A conquista dos direitos civis é um patrimônio coletivo, foi a custa de muito suor e sangue que se chegou a este patamar. Porém, não é suficiente para se pensar em uma verdadeira democracia (aliás, o nome do painel era “Contra o capital, a democracia real”). Segundo Trout, houve um equívoco durante o processo de transição e negociação do fim do apartheid: “nós focamos exclusivamente no direito a voto, no direito civil, e esquecemos dos direitos econômicos; e era uma oportunidade importante para se exigir isto diante da pressão internacional que conseguimos contra o regime de segregação racial”.

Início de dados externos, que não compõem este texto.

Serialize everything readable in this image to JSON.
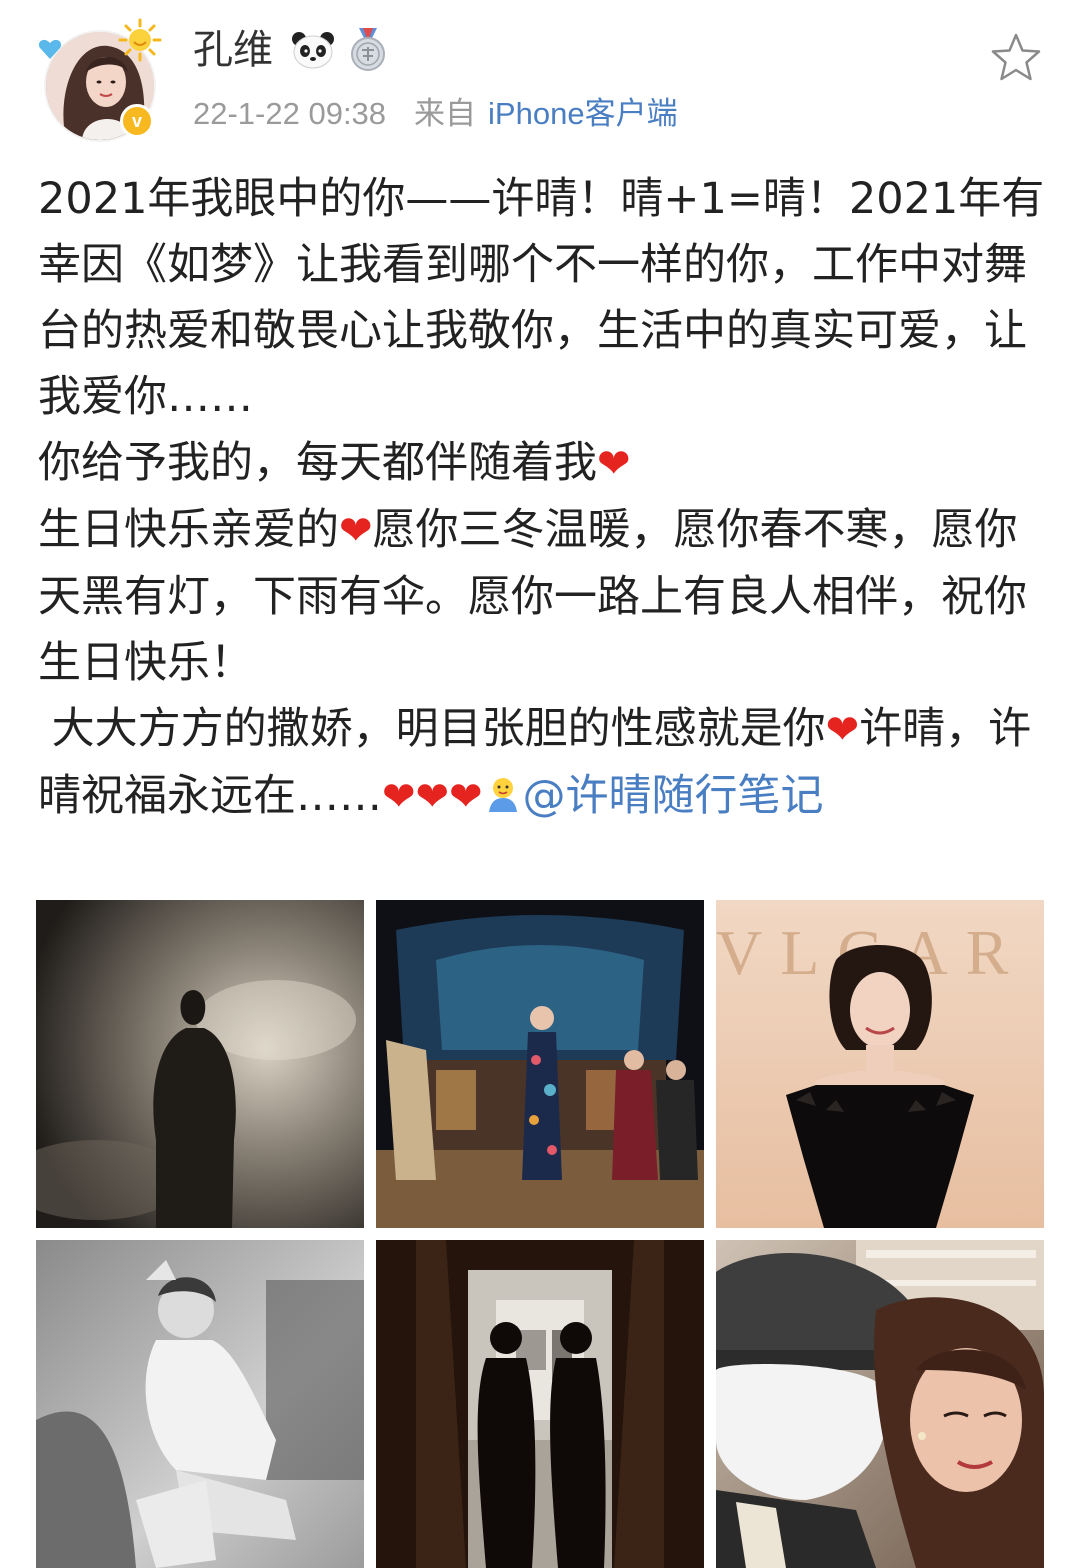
{
  "user": {
    "name": "孔维",
    "badges": [
      "panda-icon",
      "medal-icon"
    ],
    "verified_label": "v"
  },
  "meta": {
    "time": "22-1-22 09:38",
    "source_prefix": "来自",
    "source_client": "iPhone客户端"
  },
  "post": {
    "paragraph_1": "2021年我眼中的你——许晴！晴+1=晴！2021年有幸因《如梦》让我看到哪个不一样的你，工作中对舞台的热爱和敬畏心让我敬你，生活中的真实可爱，让我爱你……",
    "paragraph_2": "你给予我的，每天都伴随着我",
    "paragraph_3a": "生日快乐亲爱的",
    "paragraph_3b": "愿你三冬温暖，愿你春不寒，愿你天黑有灯，下雨有伞。愿你一路上有良人相伴，祝你生日快乐！",
    "paragraph_4a": " 大大方方的撒娇，明目张胆的性感就是你",
    "paragraph_4b": "许晴，许晴祝福永远在……",
    "heart": "❤",
    "mention": "@许晴随行笔记"
  },
  "photos": {
    "count": 6,
    "photo_3_logo_text": "VLGAR"
  },
  "colors": {
    "link": "#4a7ec2",
    "meta": "#9a9a9a",
    "heart": "#e5231f",
    "verified": "#f7b91f"
  }
}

Sempre lembro do escritor José Saramago que, em uma palestra no Fórum Social Mundial de 2008, disse que a democracia que vivemos é “sequestrada, condicionada e amputada”. Por quem? Pelos poderes de “facto” – o poder do grande capital globalizado expresso pelas corporações transnacionais, pelo sistema financeiro, pela indústria midiática e do entretenimento e pelo poder bélico.

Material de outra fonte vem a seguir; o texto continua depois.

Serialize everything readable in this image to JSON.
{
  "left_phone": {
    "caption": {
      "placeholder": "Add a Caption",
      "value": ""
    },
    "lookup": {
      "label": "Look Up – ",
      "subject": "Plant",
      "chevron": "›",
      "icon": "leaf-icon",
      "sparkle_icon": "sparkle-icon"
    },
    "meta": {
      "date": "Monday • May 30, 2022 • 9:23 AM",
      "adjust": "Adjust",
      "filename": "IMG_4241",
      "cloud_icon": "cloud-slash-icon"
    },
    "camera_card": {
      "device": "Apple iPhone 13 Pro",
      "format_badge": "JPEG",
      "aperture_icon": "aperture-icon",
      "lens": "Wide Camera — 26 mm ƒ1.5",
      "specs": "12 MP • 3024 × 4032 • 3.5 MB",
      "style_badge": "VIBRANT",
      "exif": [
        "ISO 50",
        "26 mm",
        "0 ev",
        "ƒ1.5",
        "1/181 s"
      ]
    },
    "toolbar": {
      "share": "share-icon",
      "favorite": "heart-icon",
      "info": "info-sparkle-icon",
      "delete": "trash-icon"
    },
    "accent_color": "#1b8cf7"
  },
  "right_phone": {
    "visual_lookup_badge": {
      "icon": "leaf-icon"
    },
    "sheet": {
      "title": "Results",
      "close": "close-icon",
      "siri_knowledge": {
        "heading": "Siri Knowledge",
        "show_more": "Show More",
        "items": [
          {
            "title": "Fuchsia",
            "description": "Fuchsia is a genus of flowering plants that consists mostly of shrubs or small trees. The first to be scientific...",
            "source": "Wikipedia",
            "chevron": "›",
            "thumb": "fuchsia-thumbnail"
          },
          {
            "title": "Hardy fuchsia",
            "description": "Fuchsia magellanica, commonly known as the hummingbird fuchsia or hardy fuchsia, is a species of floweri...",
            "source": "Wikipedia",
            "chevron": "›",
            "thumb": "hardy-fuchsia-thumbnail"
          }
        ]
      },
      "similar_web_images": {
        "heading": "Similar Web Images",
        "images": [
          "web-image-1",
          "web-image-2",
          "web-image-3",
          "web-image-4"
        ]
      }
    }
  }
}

O capitalismo global se organiza por redes produtivas globais e precisa, para isto, de centros tecnológicos de ponta; de uma ambiência política esvaziada para favorecer a desregulação (daí a crescente despolitização da esfera pública e a transfiguração do cidadão em consumidor) e de grandes áreas para funcionar como “lixeiras” onde se encontram relações predatórias de trabalho, de degradação ambiental e de descarte dos detritos do consumo descartável.
O que está acontecendo na atual conjuntura é que os lugares de ponta do capitalismo global estão experimentando o esvaziamento da ambiência política, a tendência a direitização dos governos com forma de manter “controlados” os lugares da exploração predatória, nos quais crescem os questionamentos ante ao atual modelo de produção.

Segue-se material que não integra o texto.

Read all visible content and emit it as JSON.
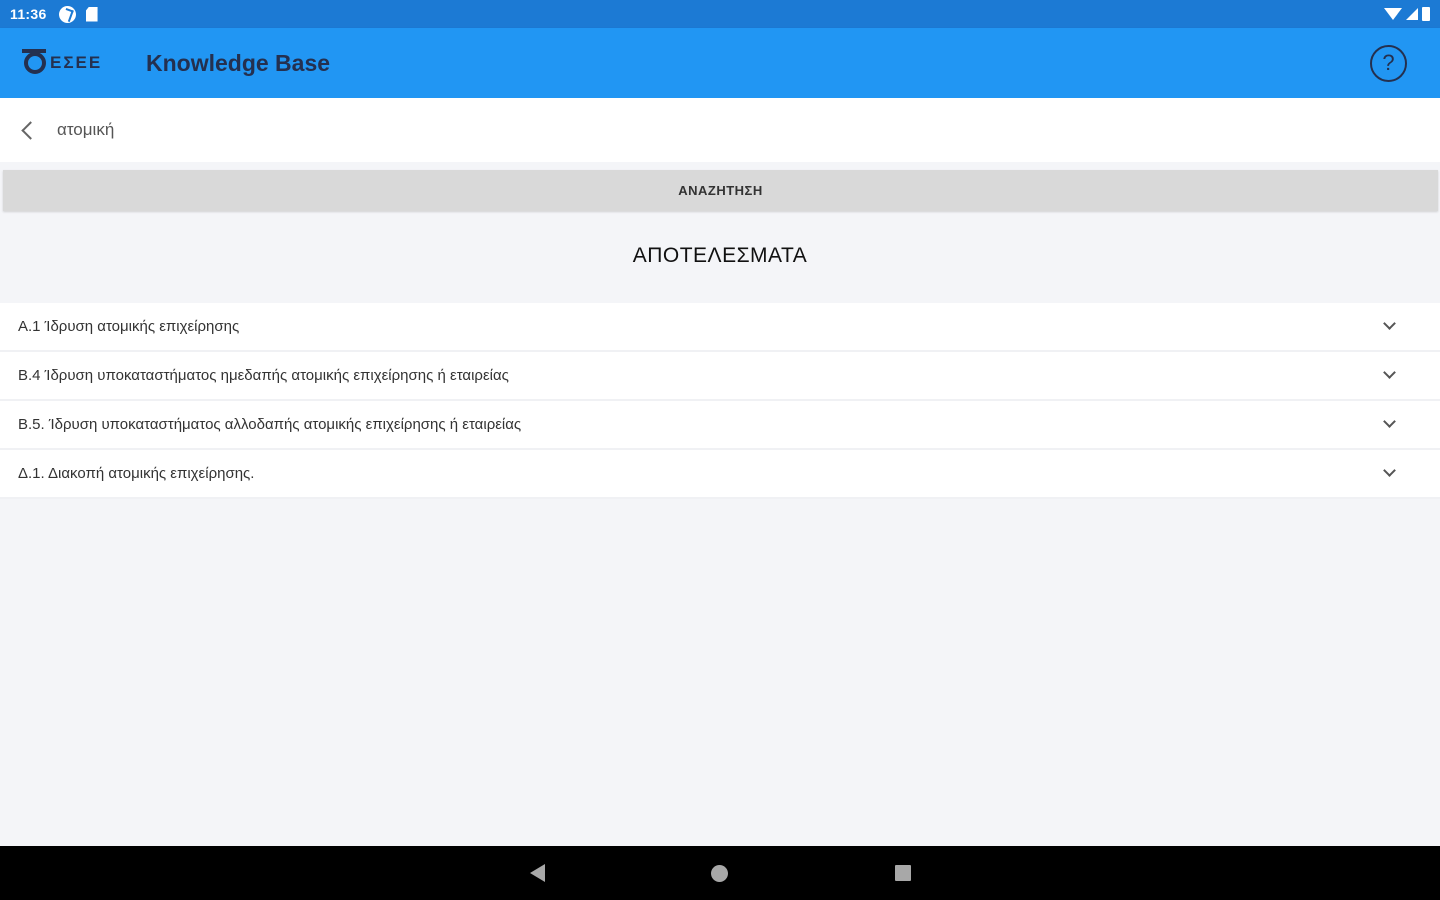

Este processo não acontece apenas entre países, mas também dentro de nações em que há disparidades deste tipo. No caso do Brasil, as reivindicações dos segmentos sociais subalternizados, por mais simples que sejam, como jovens negros querendo passear nos shoppings, recebem respostas brutalmente violentas daqueles que tem medo da sua condição social deixar de ser privilégio – note que não se trata de perda da condição sócio-econômica, mas sim desta deixar de ser algo de “distinção” social.
É por isto que o racismo como mecanismo ideológico estruturante destas relações aparece de forma cada vez mais explícita e violenta. As tímidas políticas de inclusão social tocadas pelo atual governo já são motivo de violenta reação não só das elites mas também de parte de uma classe média que tem o seu ethos marcado pela perspectiva aristocrática de expressar publicamente a sua distinção, o que a faz ter verdadeira ojeriza a políticas públicas como prioridade ao transporte coletivo, a moradia popular, educação pública de qualidade, ações afirmativas para negros, entre outros.
Assim, falar em democracia transcende os aspectos formais dos direitos civis (embora estes sejam importantes). E também é necessário que se tenha em consideração que o poder de fato está divorciado da esfera pública política.